Na opinião de Débora, caso os estudos verifiquem um efeito positivo, o remédio pode ser usado, mas antes disso é temerário. “Os riscos à vida das pessoas estão grandes. Além disso, o protocolo traz termos de consentimento deixando na mão do familiar a decisão sobre vida e morte do paciente. Sabe-se lá quantos brasileiros poderão vir a morrer pelo uso do medicamento”, diz.
CFM
Consultado pela Agência Brasil, o Conselho Federal de Medicina (CFM) respondeu que não se pronunciaria sobre o documento e que sua posição está descrita no Parecer nº 4, de 23 de abril.

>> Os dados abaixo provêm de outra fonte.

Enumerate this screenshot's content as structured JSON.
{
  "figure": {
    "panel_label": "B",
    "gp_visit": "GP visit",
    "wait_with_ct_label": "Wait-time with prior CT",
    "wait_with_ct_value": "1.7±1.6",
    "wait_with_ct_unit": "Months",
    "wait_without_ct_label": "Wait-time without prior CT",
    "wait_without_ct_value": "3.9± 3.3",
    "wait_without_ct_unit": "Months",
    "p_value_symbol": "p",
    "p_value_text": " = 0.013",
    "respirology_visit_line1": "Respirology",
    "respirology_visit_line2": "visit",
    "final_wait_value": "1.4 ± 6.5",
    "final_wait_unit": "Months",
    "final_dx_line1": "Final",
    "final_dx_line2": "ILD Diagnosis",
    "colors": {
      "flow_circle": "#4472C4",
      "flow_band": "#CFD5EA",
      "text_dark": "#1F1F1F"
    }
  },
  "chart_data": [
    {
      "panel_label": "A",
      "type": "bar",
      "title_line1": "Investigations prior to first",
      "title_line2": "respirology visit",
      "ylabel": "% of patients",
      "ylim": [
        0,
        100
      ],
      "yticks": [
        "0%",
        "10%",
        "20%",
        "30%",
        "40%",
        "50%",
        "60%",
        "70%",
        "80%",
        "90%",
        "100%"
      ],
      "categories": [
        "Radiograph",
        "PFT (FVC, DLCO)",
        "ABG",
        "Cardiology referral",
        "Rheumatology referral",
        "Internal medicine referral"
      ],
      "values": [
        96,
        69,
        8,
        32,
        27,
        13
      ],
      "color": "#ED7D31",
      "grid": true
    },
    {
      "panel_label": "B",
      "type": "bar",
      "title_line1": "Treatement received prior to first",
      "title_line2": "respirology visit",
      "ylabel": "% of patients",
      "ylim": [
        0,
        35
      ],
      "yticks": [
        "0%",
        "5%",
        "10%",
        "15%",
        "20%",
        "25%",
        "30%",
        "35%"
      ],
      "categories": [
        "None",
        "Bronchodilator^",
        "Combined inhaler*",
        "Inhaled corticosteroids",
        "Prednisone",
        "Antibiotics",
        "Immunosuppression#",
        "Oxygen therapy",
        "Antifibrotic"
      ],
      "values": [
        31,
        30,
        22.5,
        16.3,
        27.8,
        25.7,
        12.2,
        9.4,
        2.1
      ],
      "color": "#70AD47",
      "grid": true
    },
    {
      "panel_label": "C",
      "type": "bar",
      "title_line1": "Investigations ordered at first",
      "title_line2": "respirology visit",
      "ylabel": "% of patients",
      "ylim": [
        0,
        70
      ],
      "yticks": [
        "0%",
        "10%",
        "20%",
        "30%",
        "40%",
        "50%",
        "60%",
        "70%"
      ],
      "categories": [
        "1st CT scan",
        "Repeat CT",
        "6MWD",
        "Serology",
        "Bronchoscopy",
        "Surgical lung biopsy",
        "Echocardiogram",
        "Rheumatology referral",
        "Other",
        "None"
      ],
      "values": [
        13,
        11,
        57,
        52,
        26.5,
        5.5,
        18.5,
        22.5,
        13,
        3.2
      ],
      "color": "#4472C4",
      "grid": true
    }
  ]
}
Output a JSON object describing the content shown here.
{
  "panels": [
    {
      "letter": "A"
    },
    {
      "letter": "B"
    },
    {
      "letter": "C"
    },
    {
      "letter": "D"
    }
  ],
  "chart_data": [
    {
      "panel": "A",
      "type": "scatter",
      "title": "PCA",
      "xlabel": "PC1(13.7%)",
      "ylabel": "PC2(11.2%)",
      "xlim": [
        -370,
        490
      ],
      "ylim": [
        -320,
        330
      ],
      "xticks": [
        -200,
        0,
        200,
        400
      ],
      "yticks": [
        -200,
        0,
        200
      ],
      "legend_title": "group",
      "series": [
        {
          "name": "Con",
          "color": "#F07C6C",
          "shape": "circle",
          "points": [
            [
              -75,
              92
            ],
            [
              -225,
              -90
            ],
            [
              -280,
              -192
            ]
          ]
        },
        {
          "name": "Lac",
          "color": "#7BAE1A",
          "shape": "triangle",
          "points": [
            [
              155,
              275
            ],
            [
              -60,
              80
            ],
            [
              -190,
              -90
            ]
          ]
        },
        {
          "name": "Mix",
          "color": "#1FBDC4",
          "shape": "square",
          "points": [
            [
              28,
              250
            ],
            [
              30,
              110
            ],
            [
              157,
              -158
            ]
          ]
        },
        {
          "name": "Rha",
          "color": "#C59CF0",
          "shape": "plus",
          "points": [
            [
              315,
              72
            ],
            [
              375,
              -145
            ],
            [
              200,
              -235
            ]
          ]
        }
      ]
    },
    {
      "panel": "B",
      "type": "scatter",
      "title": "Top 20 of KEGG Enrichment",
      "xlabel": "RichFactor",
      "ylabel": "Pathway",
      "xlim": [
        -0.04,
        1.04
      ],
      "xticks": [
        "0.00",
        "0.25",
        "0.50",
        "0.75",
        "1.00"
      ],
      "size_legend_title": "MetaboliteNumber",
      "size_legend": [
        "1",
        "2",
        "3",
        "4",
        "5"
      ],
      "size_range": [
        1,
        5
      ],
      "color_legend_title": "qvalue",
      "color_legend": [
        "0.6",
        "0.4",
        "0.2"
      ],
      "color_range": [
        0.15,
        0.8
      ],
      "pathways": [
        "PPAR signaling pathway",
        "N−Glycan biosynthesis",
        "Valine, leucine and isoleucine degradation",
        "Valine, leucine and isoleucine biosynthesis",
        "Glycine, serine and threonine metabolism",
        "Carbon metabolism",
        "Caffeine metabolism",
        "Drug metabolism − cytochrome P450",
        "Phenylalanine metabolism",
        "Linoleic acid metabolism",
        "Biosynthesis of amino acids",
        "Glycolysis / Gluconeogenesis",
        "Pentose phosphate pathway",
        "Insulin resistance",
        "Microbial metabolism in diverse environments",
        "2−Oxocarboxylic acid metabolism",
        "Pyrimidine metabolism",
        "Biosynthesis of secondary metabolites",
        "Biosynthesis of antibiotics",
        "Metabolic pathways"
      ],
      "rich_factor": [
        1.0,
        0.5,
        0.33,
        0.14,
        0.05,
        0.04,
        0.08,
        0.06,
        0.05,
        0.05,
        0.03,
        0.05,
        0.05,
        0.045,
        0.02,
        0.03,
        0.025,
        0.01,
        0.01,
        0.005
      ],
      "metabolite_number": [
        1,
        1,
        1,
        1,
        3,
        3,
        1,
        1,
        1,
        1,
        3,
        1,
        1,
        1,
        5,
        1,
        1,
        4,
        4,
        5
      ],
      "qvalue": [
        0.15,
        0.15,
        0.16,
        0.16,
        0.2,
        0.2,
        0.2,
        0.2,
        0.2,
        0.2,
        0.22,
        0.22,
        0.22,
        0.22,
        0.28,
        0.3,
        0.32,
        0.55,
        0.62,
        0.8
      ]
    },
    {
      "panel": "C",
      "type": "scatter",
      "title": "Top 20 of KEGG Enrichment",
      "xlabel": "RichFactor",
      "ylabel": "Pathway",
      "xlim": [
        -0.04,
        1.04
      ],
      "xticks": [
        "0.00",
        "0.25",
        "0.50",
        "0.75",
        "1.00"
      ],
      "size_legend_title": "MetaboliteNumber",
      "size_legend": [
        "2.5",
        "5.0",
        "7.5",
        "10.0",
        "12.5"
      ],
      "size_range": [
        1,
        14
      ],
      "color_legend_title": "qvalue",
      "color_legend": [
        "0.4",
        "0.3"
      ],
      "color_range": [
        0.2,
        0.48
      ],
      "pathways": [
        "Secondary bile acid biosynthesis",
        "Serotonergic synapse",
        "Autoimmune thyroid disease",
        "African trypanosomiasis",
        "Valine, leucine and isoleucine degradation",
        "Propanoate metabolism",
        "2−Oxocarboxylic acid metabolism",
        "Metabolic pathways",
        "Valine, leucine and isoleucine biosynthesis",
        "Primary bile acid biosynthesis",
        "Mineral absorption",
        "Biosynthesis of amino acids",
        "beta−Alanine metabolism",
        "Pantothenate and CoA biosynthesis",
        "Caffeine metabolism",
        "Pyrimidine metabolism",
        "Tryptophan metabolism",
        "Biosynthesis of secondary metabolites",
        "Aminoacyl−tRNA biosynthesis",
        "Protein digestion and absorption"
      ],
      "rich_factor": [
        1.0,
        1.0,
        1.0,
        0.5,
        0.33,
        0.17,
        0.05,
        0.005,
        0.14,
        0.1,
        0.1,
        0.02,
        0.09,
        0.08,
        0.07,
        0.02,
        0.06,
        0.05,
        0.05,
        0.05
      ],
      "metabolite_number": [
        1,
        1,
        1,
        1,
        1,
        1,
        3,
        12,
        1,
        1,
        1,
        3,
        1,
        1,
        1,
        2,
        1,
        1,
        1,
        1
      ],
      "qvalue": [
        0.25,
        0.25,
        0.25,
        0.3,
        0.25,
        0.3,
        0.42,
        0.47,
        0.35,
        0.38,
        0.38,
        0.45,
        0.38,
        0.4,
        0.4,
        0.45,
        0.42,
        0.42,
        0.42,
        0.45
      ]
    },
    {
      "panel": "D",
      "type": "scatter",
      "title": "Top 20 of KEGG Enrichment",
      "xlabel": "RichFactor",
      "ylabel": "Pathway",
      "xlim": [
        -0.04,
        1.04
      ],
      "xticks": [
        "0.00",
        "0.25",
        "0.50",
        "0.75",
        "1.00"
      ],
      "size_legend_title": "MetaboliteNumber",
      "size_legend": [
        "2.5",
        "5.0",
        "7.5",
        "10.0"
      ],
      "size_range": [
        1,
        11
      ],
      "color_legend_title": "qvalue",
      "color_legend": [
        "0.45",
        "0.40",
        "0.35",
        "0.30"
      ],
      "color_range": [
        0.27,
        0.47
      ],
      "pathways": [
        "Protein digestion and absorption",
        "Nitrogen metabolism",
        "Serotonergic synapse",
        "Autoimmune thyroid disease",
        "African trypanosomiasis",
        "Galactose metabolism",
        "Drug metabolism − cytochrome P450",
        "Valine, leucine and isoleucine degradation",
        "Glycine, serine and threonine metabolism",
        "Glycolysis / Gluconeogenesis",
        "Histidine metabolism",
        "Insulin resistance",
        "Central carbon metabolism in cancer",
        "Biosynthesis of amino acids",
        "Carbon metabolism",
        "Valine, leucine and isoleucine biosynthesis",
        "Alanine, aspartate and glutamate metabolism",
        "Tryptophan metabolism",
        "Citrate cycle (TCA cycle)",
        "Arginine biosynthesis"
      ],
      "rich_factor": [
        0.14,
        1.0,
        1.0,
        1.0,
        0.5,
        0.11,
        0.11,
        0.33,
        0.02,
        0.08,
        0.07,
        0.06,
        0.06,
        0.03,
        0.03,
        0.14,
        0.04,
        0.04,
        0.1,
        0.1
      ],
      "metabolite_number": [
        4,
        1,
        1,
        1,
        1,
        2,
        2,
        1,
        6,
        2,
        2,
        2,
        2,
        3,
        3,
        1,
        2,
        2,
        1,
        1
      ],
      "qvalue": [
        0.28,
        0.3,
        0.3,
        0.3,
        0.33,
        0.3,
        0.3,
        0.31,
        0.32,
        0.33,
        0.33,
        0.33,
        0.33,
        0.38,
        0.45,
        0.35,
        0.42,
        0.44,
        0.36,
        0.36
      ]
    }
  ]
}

Segundo o parecer, os médicos têm liberdade para receitar os medicamentos em situações de sintomas leves, em acordo com pacientes, alertando para o fato de que não existem trabalhos que comprovem o benefício da droga para o tratamento da covid-19.
Porém, o parecer traz ponderações. “A administração de um medicamento que não tem efeito comprovado como alternativa para o tratamento de pacientes com maior gravidade assume, muitas vezes de forma equivocada, que o benefício será maior que o prejuízo. Entretanto, frequentemente, não é possível saber se um medicamento não testado para determinada doença terá maior benefício ou maior prejuízo se não houver um grupo controle”, diz o texto.
Associação Médica Brasileira
Em nota à Agência Brasil, a Associação Médica Brasileira (AMB) avaliou que as diretrizes “permitem que, no âmbito do Sistema Único de Saúde, os pacientes ali assistidos disponham da mesma oferta de medicamentos, em todas as fases do tratamento, que os pacientes atendidos pelo setor privado já dispõem”. A entidade defende que as normas “preservam a responsabilidade e a autonomia do médico na avaliação da pertinência de utilização off-label de medicação prescrita há décadas em casos de malária e doenças autoimunes e cujos efeitos colaterais são limitados e amplamente conhecidos nos tratamentos citados, reiterando a necessidade de consentimento livre, esclarecido e informado por parte do paciente” e “alertam sobre a falta de medicamentos comprovadamente eficazes e reiteram a excepcionalidade do uso da cloroquina e da hidroxicloroquina no cenário da pandemia, assim como a inexistência de pesquisas aprofundadas e conclusivas sobre os benefícios ou segurança do medicamento nas diversas fases da doença Covid-19”.
Estados
Já o Conselho dos Secretários Estaduais de Saúde (Conass) disse em nota que o documento não teve “participação técnica e pactuação tripartite” e que “ao contrário do que foi divulgado em entrevista coletiva no dia de hoje, deixa claro que tais orientações são de única responsabilidade do Ministério da Saúde”. O Conselho reafirmou sua posição de se pautar “pelos respeitos às melhores evidências científicas”.
“O CONASS insiste na importância de se prosseguir com a discussão junto ao gestor federal do SUS sobre temas que se relacionam diretamente à estratégia de enfrentamento à pandemia de modo tripartite. Por que estamos debatendo a Cloroquina e não a logística de distanciamento social? Por que estamos debatendo a Cloroquina ao invés de pensar um plano integrado de ampliação da capacidade de resposta do Ministério da Saúde para ajudar os estados em emergência?”, questionou a entidade.